The Atlanta metro area is leading the way in passing expanded non-discrimination protections for LGBT Georgians.
The northside Atlanta suburb of Sandy Springs is the latest municipality to update its municipal hiring practices to protect transgender Georgians from discrimination in employment with the city. Sandy Springs had previously included only sexual orientation among the list of prohibited forms of hiring discrimination.
The new policy will apply to all city business, including outside contracts and the use of city facilities like parks and recreational facilities. Lawmakers initially proposed the updates in March, mere days before Governor Nathan Deal vetoed the anti-LGBT House Bill 757, which would have prohibited cities from enacting these kinds of local LGBT protections.

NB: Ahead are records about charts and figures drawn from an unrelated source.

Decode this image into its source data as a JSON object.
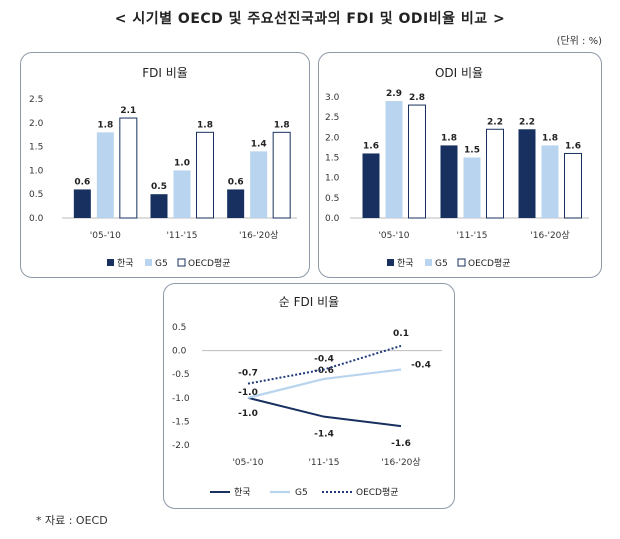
{
  "page": {
    "title": "< 시기별 OECD 및 주요선진국과의 FDI 및 ODI비율 비교 >",
    "unit": "(단위 : %)",
    "source": "* 자료 : OECD"
  },
  "colors": {
    "korea": "#17305f",
    "g5": "#b9d4ee",
    "oecd": "#ffffff",
    "oecd_stroke": "#17305f",
    "net_g5": "#b9d4ee",
    "net_oecd": "#1f3a7a"
  },
  "chart_data": [
    {
      "id": "fdi",
      "type": "bar",
      "title": "FDI 비율",
      "categories": [
        "'05-'10",
        "'11-'15",
        "'16-'20상"
      ],
      "yticks": [
        "2.5",
        "2.0",
        "1.5",
        "1.0",
        "0.5",
        "0.0"
      ],
      "ylim": [
        0,
        2.5
      ],
      "legend": [
        "한국",
        "G5",
        "OECD평균"
      ],
      "series": [
        {
          "name": "한국",
          "values": [
            0.6,
            0.5,
            0.6
          ],
          "labels": [
            "0.6",
            "0.5",
            "0.6"
          ]
        },
        {
          "name": "G5",
          "values": [
            1.8,
            1.0,
            1.4
          ],
          "labels": [
            "1.8",
            "1.0",
            "1.4"
          ]
        },
        {
          "name": "OECD평균",
          "values": [
            2.1,
            1.8,
            1.8
          ],
          "labels": [
            "2.1",
            "1.8",
            "1.8"
          ]
        }
      ]
    },
    {
      "id": "odi",
      "type": "bar",
      "title": "ODI 비율",
      "categories": [
        "'05-'10",
        "'11-'15",
        "'16-'20상"
      ],
      "yticks": [
        "3.0",
        "2.5",
        "2.0",
        "1.5",
        "1.0",
        "0.5",
        "0.0"
      ],
      "ylim": [
        0,
        3.0
      ],
      "legend": [
        "한국",
        "G5",
        "OECD평균"
      ],
      "series": [
        {
          "name": "한국",
          "values": [
            1.6,
            1.8,
            2.2
          ],
          "labels": [
            "1.6",
            "1.8",
            "2.2"
          ]
        },
        {
          "name": "G5",
          "values": [
            2.9,
            1.5,
            1.8
          ],
          "labels": [
            "2.9",
            "1.5",
            "1.8"
          ]
        },
        {
          "name": "OECD평균",
          "values": [
            2.8,
            2.2,
            1.6
          ],
          "labels": [
            "2.8",
            "2.2",
            "1.6"
          ]
        }
      ]
    },
    {
      "id": "net",
      "type": "line",
      "title": "순 FDI 비율",
      "categories": [
        "'05-'10",
        "'11-'15",
        "'16-'20상"
      ],
      "yticks": [
        "0.5",
        "0.0",
        "-0.5",
        "-1.0",
        "-1.5",
        "-2.0"
      ],
      "ylim": [
        -2.0,
        0.5
      ],
      "legend": [
        "한국",
        "G5",
        "OECD평균"
      ],
      "series": [
        {
          "name": "한국",
          "values": [
            -1.0,
            -1.4,
            -1.6
          ],
          "labels": [
            "-1.0",
            "-1.4",
            "-1.6"
          ]
        },
        {
          "name": "G5",
          "values": [
            -1.0,
            -0.6,
            -0.4
          ],
          "labels": [
            "-1.0",
            "-0.6",
            "-0.4"
          ]
        },
        {
          "name": "OECD평균",
          "values": [
            -0.7,
            -0.4,
            0.1
          ],
          "labels": [
            "-0.7",
            "-0.4",
            "0.1"
          ]
        }
      ]
    }
  ]
}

The policy change’s lead sponsor, City Council member Andy Bauman, told Project Q Atlanta in April that HB 757 actually was his motivation.
“I was reacting to the religious liberty bill and then wanted to make note of what we do here in Sandy Springs. What I want to focus on is continuing a really good atmosphere in Sandy Springs.”

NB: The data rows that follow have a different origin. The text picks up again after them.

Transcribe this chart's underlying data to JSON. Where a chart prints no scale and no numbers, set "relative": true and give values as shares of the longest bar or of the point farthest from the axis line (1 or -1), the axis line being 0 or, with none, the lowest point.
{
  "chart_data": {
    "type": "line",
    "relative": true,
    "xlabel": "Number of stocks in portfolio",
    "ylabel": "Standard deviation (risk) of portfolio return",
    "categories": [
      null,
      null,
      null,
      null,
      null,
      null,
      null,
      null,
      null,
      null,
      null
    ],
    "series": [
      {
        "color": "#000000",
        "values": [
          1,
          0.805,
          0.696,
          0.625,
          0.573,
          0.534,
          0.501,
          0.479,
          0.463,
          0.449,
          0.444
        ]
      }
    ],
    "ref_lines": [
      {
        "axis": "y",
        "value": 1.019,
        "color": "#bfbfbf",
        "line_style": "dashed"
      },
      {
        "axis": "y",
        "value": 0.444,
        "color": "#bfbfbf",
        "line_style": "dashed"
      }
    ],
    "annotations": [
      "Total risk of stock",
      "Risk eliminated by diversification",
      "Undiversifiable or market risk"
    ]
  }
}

In other municipalities in Georgia and states across the country attempts to update such policies have often been heated, contested affairs. But the Sandy Springs city council passed these updates without debate, via a voice vote only.

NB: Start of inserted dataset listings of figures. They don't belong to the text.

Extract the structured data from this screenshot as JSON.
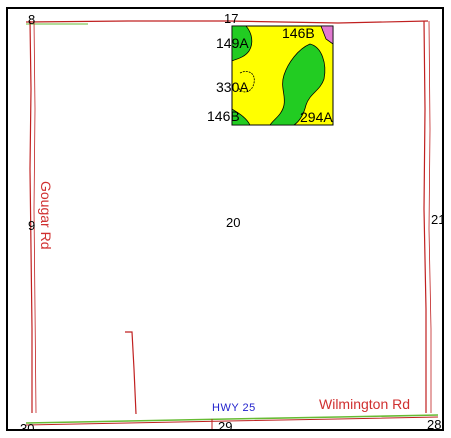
{
  "sections": {
    "nw": "8",
    "n": "17",
    "w": "9",
    "center": "20",
    "e": "21",
    "sw": "30",
    "s": "29",
    "se": "28"
  },
  "soil_units": [
    "149A",
    "146B",
    "330A",
    "146B",
    "294A"
  ],
  "roads": {
    "gougar": "Gougar Rd",
    "wilmington": "Wilmington Rd",
    "hwy": "HWY 25"
  },
  "colors": {
    "soil_yellow": "#ffff00",
    "soil_green": "#22cc22",
    "soil_pink": "#e07ad0",
    "road_red": "#c02020",
    "road_green": "#66bb33",
    "hwy_blue": "#2222cc"
  }
}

This could herald a sea change in the effort to enact comprehensive non-discrimination protections statewide, and is emblematic of the next local frontier in the fight—shoring up protections for transgender Georgians where they are lacking. While 60 municipalities in Georgia include some kind of non-discrimination protections for gay Georgians, only a dozen offer the same protections for gender identity.
This is especially significant as Georgia’s leaders balk at federal guidelines aimed at protecting transgender students. In May the Obama Administration re-issued longstanding federal guidelines aimed at protecting transgender students under Title IX, which prohibits gender discrimination at schools receiving federal education funding.
Georgia and 9 other states then joined a lawsuit against those guidelines, a move that is especially distressing in a state that is considered a leader in the South when it comes to making positive moves on LGBT rights.